The blowing agents of this invention may be prepared by contacting an alcohol with a suitable molar amount of propylene oxide, butylene oxide or mixtures thereof in the presence of a base catalyst such as an alkali metal hydroxide, an amine or boron trifluoride. In general, 0.5 to 1% of the total amount of reagents can be used. Generally, temperatures up to 150 ° C and pressures up to 689 kPa (100 psi) can be used for the reaction. When a mixture of propylene and butylene oxide is used, the propylene and butylene oxide 15 may be added simultaneously or sequentially.

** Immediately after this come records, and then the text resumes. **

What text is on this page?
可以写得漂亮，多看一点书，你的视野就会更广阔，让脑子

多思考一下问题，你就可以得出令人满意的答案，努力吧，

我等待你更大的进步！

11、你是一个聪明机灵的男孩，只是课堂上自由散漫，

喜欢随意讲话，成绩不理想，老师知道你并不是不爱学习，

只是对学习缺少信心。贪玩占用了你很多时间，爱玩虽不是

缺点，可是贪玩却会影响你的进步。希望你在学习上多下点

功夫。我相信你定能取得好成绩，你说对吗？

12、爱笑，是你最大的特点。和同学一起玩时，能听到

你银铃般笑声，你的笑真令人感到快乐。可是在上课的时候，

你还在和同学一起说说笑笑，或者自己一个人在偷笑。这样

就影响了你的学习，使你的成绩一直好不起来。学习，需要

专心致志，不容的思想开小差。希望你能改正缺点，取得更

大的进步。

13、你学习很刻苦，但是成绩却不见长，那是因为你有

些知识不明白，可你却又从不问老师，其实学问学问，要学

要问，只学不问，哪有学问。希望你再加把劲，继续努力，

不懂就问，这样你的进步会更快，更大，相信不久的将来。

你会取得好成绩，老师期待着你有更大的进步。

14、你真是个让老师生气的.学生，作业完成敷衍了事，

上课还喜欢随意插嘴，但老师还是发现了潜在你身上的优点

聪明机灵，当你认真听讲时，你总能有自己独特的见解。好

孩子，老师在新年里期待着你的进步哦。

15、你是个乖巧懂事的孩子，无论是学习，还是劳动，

The use of the flotation compositions of this invention results in efficient flotation of large coal particle sizes. For purposes of this invention, a coarse coal particle size corresponds to a particle size of 500 micrometers or greater (+35 mesh). The foaming agents of the present invention not only effectively foam coarse particle size coal, but also effectively foam medium and small sized coal particles. The use of the blowing compositions of this invention results in a 2% or greater increase in the recovery of coarse particles compared to, for example, methyl isobutylcarbinol (MIBC) or the adduct of propanol and propylene oxide as a blowing agent. Preferably a 10% increased yield and most preferably a 20% increased yield in coal recovery is achieved. The amount of flotation composition used for flotation depends largely on the type of raw coal used, the degree or size of the raw coal particles, and the particular flotation composition used. Generally, an amount effective to separate the desired coal-35 from the raw coal is used. The amount of such flotation composition is generally determined by the flotation system operator and is based on estimating the maximum separation with the minimum amount of flotation composition used for maximum operation efficiency. Preferably 0.0025 -0.25 kg / ton of raw coal can be used. Most preferably, 0.005 to 0.1 kg / ton is used. The flotation process of the present invention usually and advantageously requires the use of collectors for maximum coal recovery, but may be omitted under certain conditions. Any aggregating material well known in the art that results in the production of leached coal is suitable. Furthermore, in the method of the present invention, it is contemplated that the foaming compositions of this invention may be used in admixture with other foaming agents, such as those known in the art, although it has been found that the best results are obtained with the particular compositions of the invention.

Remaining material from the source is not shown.